Exposure of the nasal septum (if needed)
The nasal septum is located between and behind the medial crura of the lower lateral cartilages. It is exposed by separating the two medial crura.
Each medial crus is grasped with an atraumatic forceps (eg, Brown-Adson). The loose fibers between the two medial crura are divided with a scissors exposing the caudal end of the septum. Once the septum is identified, elevation of the mucoperichondrium can be accomplished on either or both sides as needed for the particular procedure.
Once the septum is exposed, the appropriate repair can be accomplished.
Exposure of the bony nasal dorsum
Some surgeons perform two elevations over the dorsum, while some perform one. If undraping of the dorsal nasal skin is desired, a subcutaneous elevation is carried out at this time using a blunt scissors. This frees the nasal dorsal skin, so that after the procedure it can re-drape itself into the most natural position. If a single elevation is preferred, it is accomplished in a sub-periosteal plane. An elevator or sharp scissors may be used to elevate the periosteum off the bone.
Keep in mind that if the nasal bone is fragmented, the periosteum may hold the fragments together while the repair is carried out.
Closure of the septum
Many surgeons use a quilting suture to reapproximate mucoperichondrium to the septal cartilage to minimize the risk of postoperative septal hematoma formation. An absorbable suture is passed back and forth usually in a random fashion and then secured with a single knot. Distribute the sutures over the entire area of the septal cartilage.
Pearl: Some surgeons use a small straight needle to pass the suture back and forth. However, this often catches the mucosa on the contralateral lateral nasal wall. This can be avoided by using a curved needle.

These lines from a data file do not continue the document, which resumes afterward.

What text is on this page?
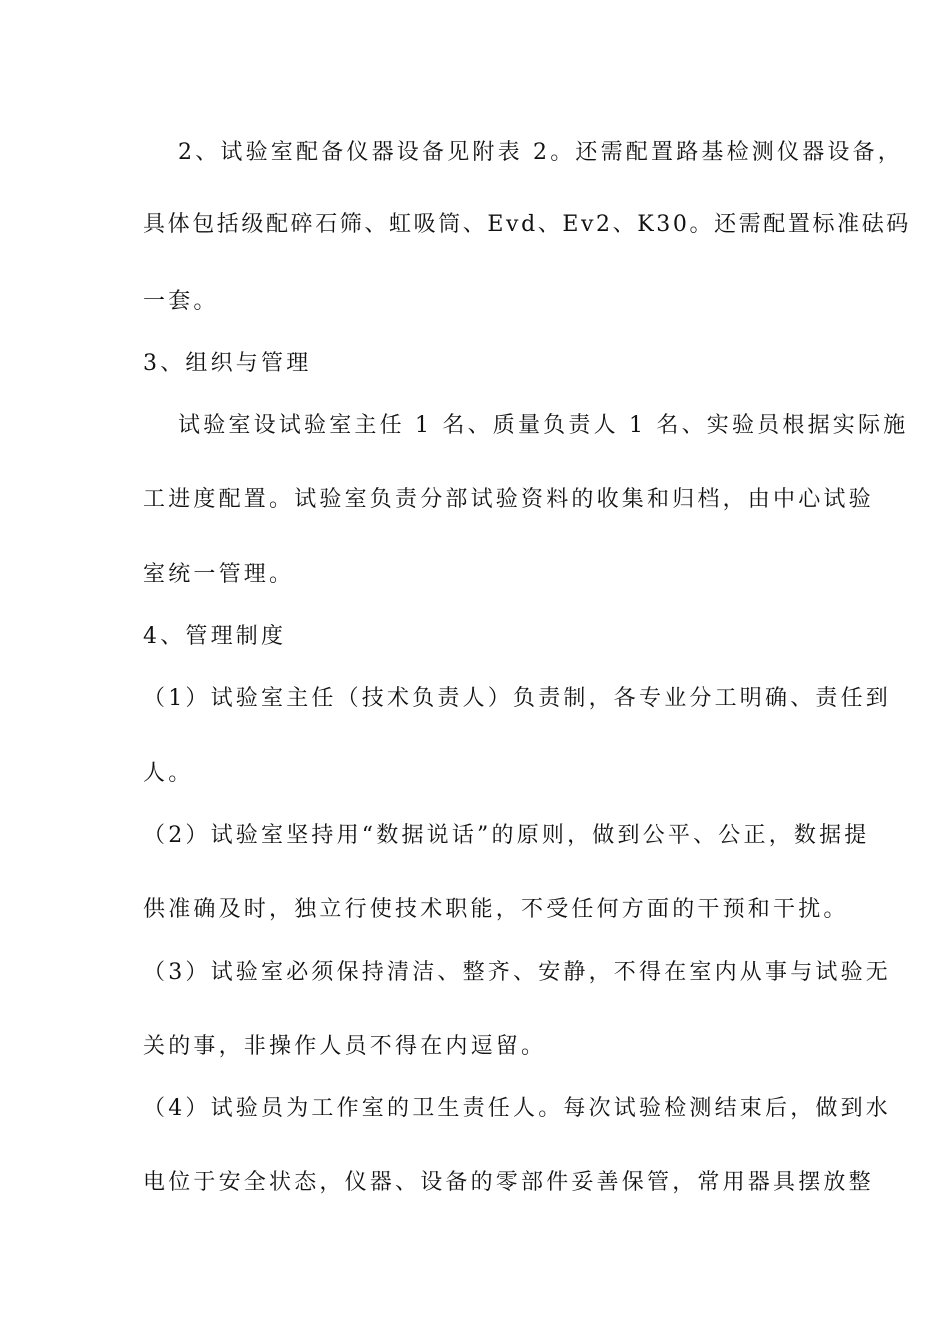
2、试验室配备仪器设备见附表 2。还需配置路基检测仪器设备，
具体包括级配碎石筛、虹吸筒、Evd、Ev2、K30。还需配置标准砝码
一套。
3、组织与管理
试验室设试验室主任 1 名、质量负责人 1 名、实验员根据实际施
工进度配置。试验室负责分部试验资料的收集和归档，由中心试验
室统一管理。
4、管理制度
（1）试验室主任（技术负责人）负责制，各专业分工明确、责任到
人。
（2）试验室坚持用“数据说话”的原则，做到公平、公正，数据提
供准确及时，独立行使技术职能，不受任何方面的干预和干扰。
（3）试验室必须保持清洁、整齐、安静，不得在室内从事与试验无
关的事，非操作人员不得在内逗留。
（4）试验员为工作室的卫生责任人。每次试验检测结束后，做到水
电位于安全状态，仪器、设备的零部件妥善保管，常用器具摆放整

The columellar incision is closed first to ensure precise realignment. Some surgeons will first place a single deep suture, others will go directly to skin sutures typically using a 6-0 suture.
One or two absorbable sutures may be placed intranasally to reapproximate the mucosal edges. Take great care to ensure that the lower lateral cartilages are not distorted by these sutures. This is best accomplished by grasping only the very minimum of mucosa with each stitch.

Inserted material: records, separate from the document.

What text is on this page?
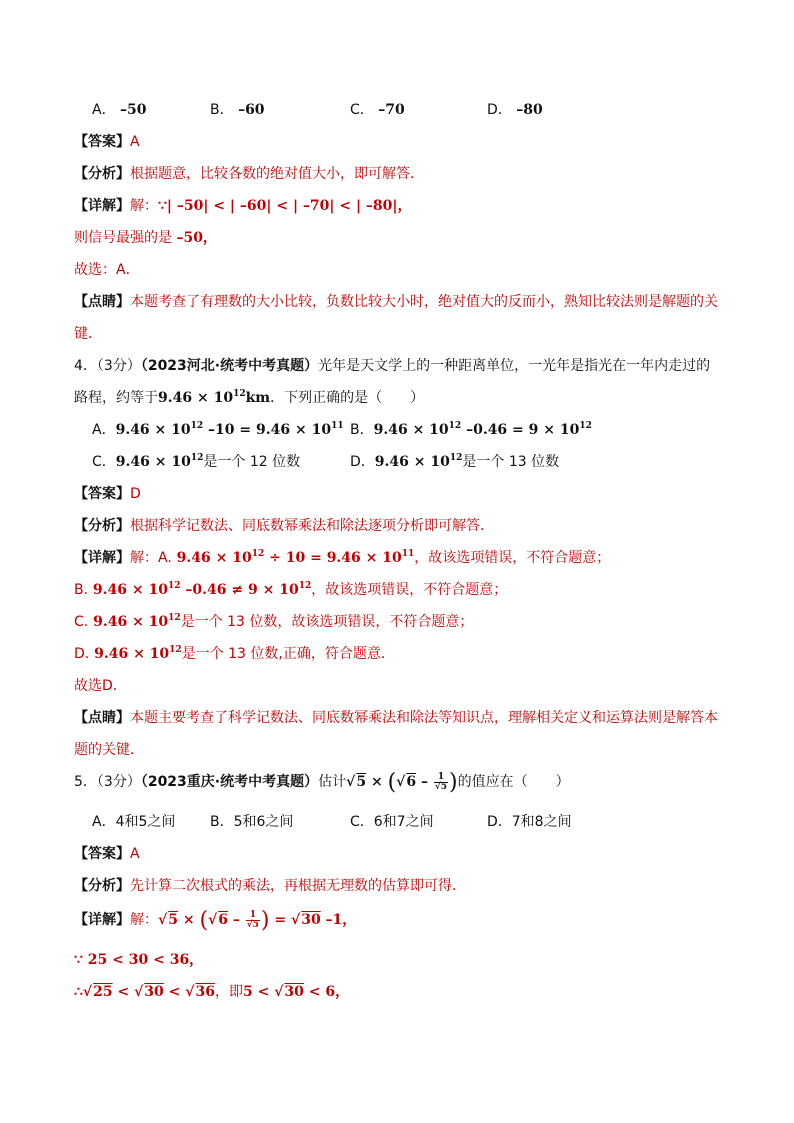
A． –50	B． –60	C． –70	D． –80
【答案】A
【分析】根据题意，比较各数的绝对值大小，即可解答．
【详解】解：∵| –50| < | –60| < | –70| < | –80|，
则信号最强的是 –50，
故选：A．
【点睛】本题考查了有理数的大小比较，负数比较大小时，绝对值大的反而小，熟知比较法则是解题的关
键．
4．（3分）（2023河北·统考中考真题）光年是天文学上的一种距离单位，一光年是指光在一年内走过的
路程，约等于$9.46 \times 10^{12}km$．下列正确的是（　　）
A．$9.46 \times 10^{12}$ $-10 = 9.46 \times 10^{11}$ B．$9.46 \times 10^{12}$ $-0.46 = 9 \times 10^{12}$
C．$9.46 \times 10^{12}$是一个 12 位数	D．$9.46 \times 10^{12}$是一个 13 位数
【答案】D
【分析】根据科学记数法、同底数幂乘法和除法逐项分析即可解答．
【详解】解：A. $9.46 \times 10^{12} \div 10 = 9.46 \times 10^{11}$，故该选项错误，不符合题意；
B. $9.46 \times 10^{12}$ $-0.46 \ne 9 \times 10^{12}$，故该选项错误，不符合题意；
C. $9.46 \times 10^{12}$是一个 13 位数，故该选项错误，不符合题意；
D. $9.46 \times 10^{12}$是一个 13 位数,正确，符合题意．
故选D．
【点睛】本题主要考查了科学记数法、同底数幂乘法和除法等知识点，理解相关定义和运算法则是解答本
题的关键．
5．（3分）（2023重庆·统考中考真题）估计$√5 \times (√6 - \frac{1}{√5}$ )的值应在（　　）
A．4和5之间 B．5和6之间	C．6和7之间	D．7和8之间
【答案】A
【分析】先计算二次根式的乘法，再根据无理数的估算即可得．
【详解】解：$√5 \times (√6 - \frac{1}{√5}$ ) = √30 –1，
∵ 25 < 30 < 36，
∴√25 < √30 < √36，即5 < √30 < 6，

Nasal packing may be placed for hemostasis and support according to the surgeon’s preference and particular circumstances.
A variety of external dressings can be applied. Most surgeons tape the nasal dorsum after applying an adhesive to the skin. A rigid splint of some type is commonly applied over the tape. Care should be taken to avoid wrinkles in the tape which may form pressure points under the splint.